Pensez aux Leafs en ce moment – ​​regards vides, citations vides, zéro idée. Il existe un monde dans lequel cette chute libre pourrait se transformer en un grand théâtre. Mais non. Les Leafs ne peuvent même pas s’effondrer de manière intéressante.

Cathal Kelly : Les Blue Jays sont bien assis alors qu’ils se préparent à nouveau à jouer gros hors saison

Si vous n’avez pas besoin que votre équipe soit bonne, elle ne le sera pas. Si vous le supportez, ils finiront par vous blâmer pour leurs échecs.

Jusqu’à cette année, c’étaient les Jays et les Raptors. C’est les Leafs depuis des lustres, et la situation empire.

Les équipes sportives aiment parler de leurs attentes, mais jamais du point de vue de leurs clients. Ils veulent gagner pour eux-mêmes et non pour vous – sauf que c’est leur travail. Ce serait comme si les clowns du cirque sortaient après le spectacle et disaient : « Bien sûr, vous n’avez pas ri. Mais nous avons trouvé ça drôle. C’est ce qui compte vraiment.

Qui a envie de voir une bande de riches narcissiques vivre la même crise au travail année après année ? Toronto, apparemment. Cette ville n’aime pas ses équipes. C’est dans une étrange relation S&M avec eux. Il n’est pas toujours clair qui est qui.

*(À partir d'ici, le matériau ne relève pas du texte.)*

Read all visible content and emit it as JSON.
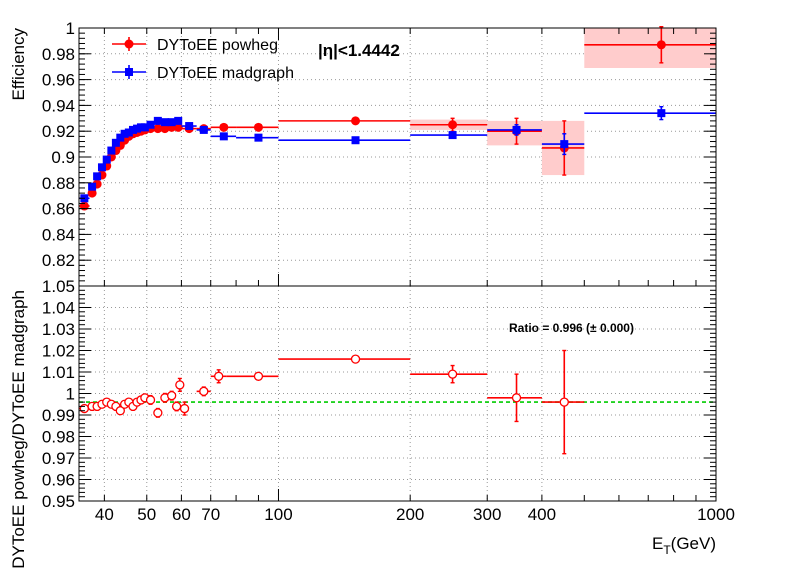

Vous ne pouvez pas toujours gagner, mais vous pouvez toujours être amusant à côtoyer. C’est autant le travail d’un athlète professionnel que de mettre la rondelle dans le filet.

Peut-être que quelques professionnels pensent que vous pouvez effectuer ce travail de deux manières. Vous pouvez le considérer comme une croix que vous traînez, harcelé par les journalistes, lorgné par des inconnus, qui se fait tremper en ligne. Si vous voulez que ce soit horrible, ce sera le cas. Vous pouvez décider que votre seule joie sera le succès – que ce soit le vôtre ou celui de l’équipe.

Ou vous pouvez aborder ce travail comme s’il s’agissait d’une loterie à laquelle vous participez quotidiennement, tous les jours, jusqu’au jour où votre loterie personnelle est annulée. Peu importe ce qui est écrit dans le classement, vous gagnez.

Il n’est pas nécessaire d’être heureux pour gagner, mais c’est probablement plus amusant. Pour vous, ainsi que pour tous ceux qui vous paient tant pour jouer à faire semblant.